You can read it on Bungie’s website, or since you’re already here, down below:
Howdy, all. Derek here with some pretty pictures for your reading pleasure.
Iron Banner is about to kick off for the first time in Year Two. With it comes a brand-new curve for all power-enabled Crucible playlists.
The Power Curve is a way of measuring the damage you do to players with a differing Light level. There’s a lot of secret math that gets done behind the scenes that I’m not going to get into, but for the purposes of this article, you may assume that every 10 units of Light equals 1 Level on the following graph. For example: If I’m sitting at 280 Light, and attack someone with 300 Light, my disadvantage would be a delta of 2.
Anyway, check it out:
Looking at this graph that compares our previous curves, you might say, “Wait, we hated the first Iron Banner curve! The one for The Taken King one looks really close to the first one! What’s wrong with you?”
There are a ton of answers to that question, but the one most relevant to this week’s Crucible events is that the bottom of the curve is still 10%, which is the important element for punishing players who are woefully under-leveled. There’s just a lot more room between full-power and full-sadness, given that there’s a lot more room between a new character and an endgame player in The Taken King.
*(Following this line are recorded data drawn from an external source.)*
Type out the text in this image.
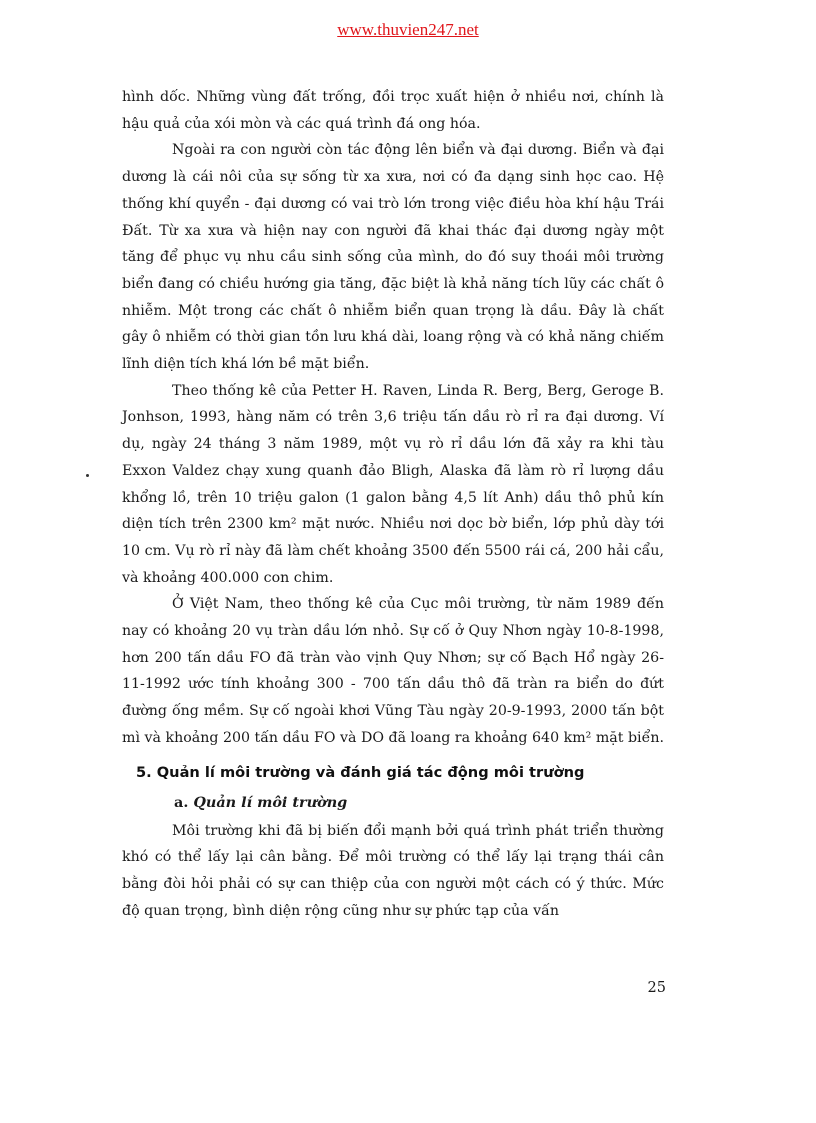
www.thuvien247.net

hình dốc. Những vùng đất trống, đồi trọc xuất hiện ở nhiều nơi, chính là hậu quả của xói mòn và các quá trình đá ong hóa.

Ngoài ra con người còn tác động lên biển và đại dương. Biển và đại dương là cái nôi của sự sống từ xa xưa, nơi có đa dạng sinh học cao. Hệ thống khí quyển - đại dương có vai trò lớn trong việc điều hòa khí hậu Trái Đất. Từ xa xưa và hiện nay con người đã khai thác đại dương ngày một tăng để phục vụ nhu cầu sinh sống của mình, do đó suy thoái môi trường biển đang có chiều hướng gia tăng, đặc biệt là khả năng tích lũy các chất ô nhiễm. Một trong các chất ô nhiễm biển quan trọng là dầu. Đây là chất gây ô nhiễm có thời gian tồn lưu khá dài, loang rộng và có khả năng chiếm lĩnh diện tích khá lớn bề mặt biển.

Theo thống kê của Petter H. Raven, Linda R. Berg, Berg, Geroge B. Jonhson, 1993, hàng năm có trên 3,6 triệu tấn dầu rò rỉ ra đại dương. Ví dụ, ngày 24 tháng 3 năm 1989, một vụ rò rỉ dầu lớn đã xảy ra khi tàu Exxon Valdez chạy xung quanh đảo Bligh, Alaska đã làm rò rỉ lượng dầu khổng lồ, trên 10 triệu galon (1 galon bằng 4,5 lít Anh) dầu thô phủ kín diện tích trên 2300 km² mặt nước. Nhiều nơi dọc bờ biển, lớp phủ dày tới 10 cm. Vụ rò rỉ này đã làm chết khoảng 3500 đến 5500 rái cá, 200 hải cẩu, và khoảng 400.000 con chim.

Ở Việt Nam, theo thống kê của Cục môi trường, từ năm 1989 đến nay có khoảng 20 vụ tràn dầu lớn nhỏ. Sự cố ở Quy Nhơn ngày 10-8-1998, hơn 200 tấn dầu FO đã tràn vào vịnh Quy Nhơn; sự cố Bạch Hổ ngày 26-11-1992 ước tính khoảng 300 - 700 tấn dầu thô đã tràn ra biển do đứt đường ống mềm. Sự cố ngoài khơi Vũng Tàu ngày 20-9-1993, 2000 tấn bột mì và khoảng 200 tấn dầu FO và DO đã loang ra khoảng 640 km² mặt biển.

5. Quản lí môi trường và đánh giá tác động môi trường
a. Quản lí môi trường

Môi trường khi đã bị biến đổi mạnh bởi quá trình phát triển thường khó có thể lấy lại cân bằng. Để môi trường có thể lấy lại trạng thái cân bằng đòi hỏi phải có sự can thiệp của con người một cách có ý thức. Mức độ quan trọng, bình diện rộng cũng như sự phức tạp của vấn

25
Let’s zoom in to the top of the graph:
This is the part of the graph where most competitive players will find themselves, so it’s worth noting that the Power Curve for The Taken King is more aggressive than any previous release for the first 3 levels or so. This means that, assuming everyone in your match is close to max-level (or “your level”), minor differences in power will matter more than ever. We’re assuming that matchmaking will do its thing and keep skills close, so your gear will give you the edge (or hold you back) when playing in power-enabled playlists.
I’m sure this article will lead to many more questions, but hopefully you now know the differences between How It Was and How It Will Be.